When the Washington Post decided to gut its entire sports section as part of mass layoffs aimed at becoming more profitable, the number of readers who unsubscribed may have unpended that equation.
On Saturday, The New York Times’ Benjamin Mullin, Erik Wemple, and Katie Robertson offered up a look inside how owner Jeff Bezos upended the storied newspaper in recent months. It tells the story of a billionaire owner who wanted the company “to break even, not to rely on his largess,” and began putting plans in place to figure out the best ways to cut costs, much as he’d done at Amazon, using data-driven metrics, all while distancing himself from any responsibility for the issues that have plagued the paper under his watch.
The Times report details how former CEO Will Lewis presented Bezos with a plan to restore The Post to profitability that called for laying off around 200 employees, in addition to the buyouts that had led to the departure of notable reporters such as Sally Jenkins, Dan Steinberg, and Steven Goff. Bezos objected to the plan, saying it was “not sufficiently grounded in data.” Lewis and executive editor Matt Murray went back to the drawing board and created a plan based on “customer data to assess which sections generated the most readership and compared that against the cost to produce that coverage.”
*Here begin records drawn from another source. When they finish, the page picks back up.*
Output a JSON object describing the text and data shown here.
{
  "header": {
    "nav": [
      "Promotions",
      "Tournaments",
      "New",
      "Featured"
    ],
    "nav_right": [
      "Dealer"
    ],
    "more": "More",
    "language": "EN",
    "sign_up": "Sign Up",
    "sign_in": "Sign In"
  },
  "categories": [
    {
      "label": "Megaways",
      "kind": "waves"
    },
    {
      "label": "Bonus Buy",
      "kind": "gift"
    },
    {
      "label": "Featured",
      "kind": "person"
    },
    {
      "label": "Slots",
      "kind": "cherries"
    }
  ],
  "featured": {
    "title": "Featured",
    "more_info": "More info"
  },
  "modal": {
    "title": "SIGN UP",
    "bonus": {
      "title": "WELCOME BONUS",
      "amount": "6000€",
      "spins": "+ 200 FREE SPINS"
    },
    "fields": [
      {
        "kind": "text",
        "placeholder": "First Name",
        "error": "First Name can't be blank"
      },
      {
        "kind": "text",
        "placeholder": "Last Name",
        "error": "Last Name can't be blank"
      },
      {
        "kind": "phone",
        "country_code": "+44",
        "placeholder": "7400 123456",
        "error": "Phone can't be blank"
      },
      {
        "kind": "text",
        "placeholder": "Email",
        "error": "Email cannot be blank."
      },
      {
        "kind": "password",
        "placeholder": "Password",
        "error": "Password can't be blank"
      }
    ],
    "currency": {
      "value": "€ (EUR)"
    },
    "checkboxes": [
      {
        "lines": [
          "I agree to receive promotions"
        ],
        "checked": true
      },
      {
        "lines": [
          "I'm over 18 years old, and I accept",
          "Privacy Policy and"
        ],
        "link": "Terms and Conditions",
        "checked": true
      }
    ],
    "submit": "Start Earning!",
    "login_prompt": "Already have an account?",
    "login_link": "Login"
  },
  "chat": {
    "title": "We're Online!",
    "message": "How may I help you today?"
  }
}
That’s what led to the eventual layoffs that shuttered the newspapers’ storied sports, arts, and books sections, gutted the metro section, and removed most international correspondents and editors.
According to the Times, 60,000 readers canceled their digital subscriptions in the days following that move, noting that The Post disputed that figure but declined to provide an alternate number.
That’s not quite as high as the reported 250,000 people who canceled their subscriptions after the Washington Post changed its long-standing policy and declined to make a presidential endorsement in 2024, but it certainly created a much deeper hole to dig out of in its search for profitability. That’s especially true when you remember that the paper isn’t replacing what’s been lost with anything of value (despite its best efforts), giving those who have unsubscribed no reason to consider returning.
The Times report also noted that Lewis’s appearance on the Super Bowl LX red carpet the day after the mass layoffs was indeed the straw that broke the camel’s back, leading to his “resignation.”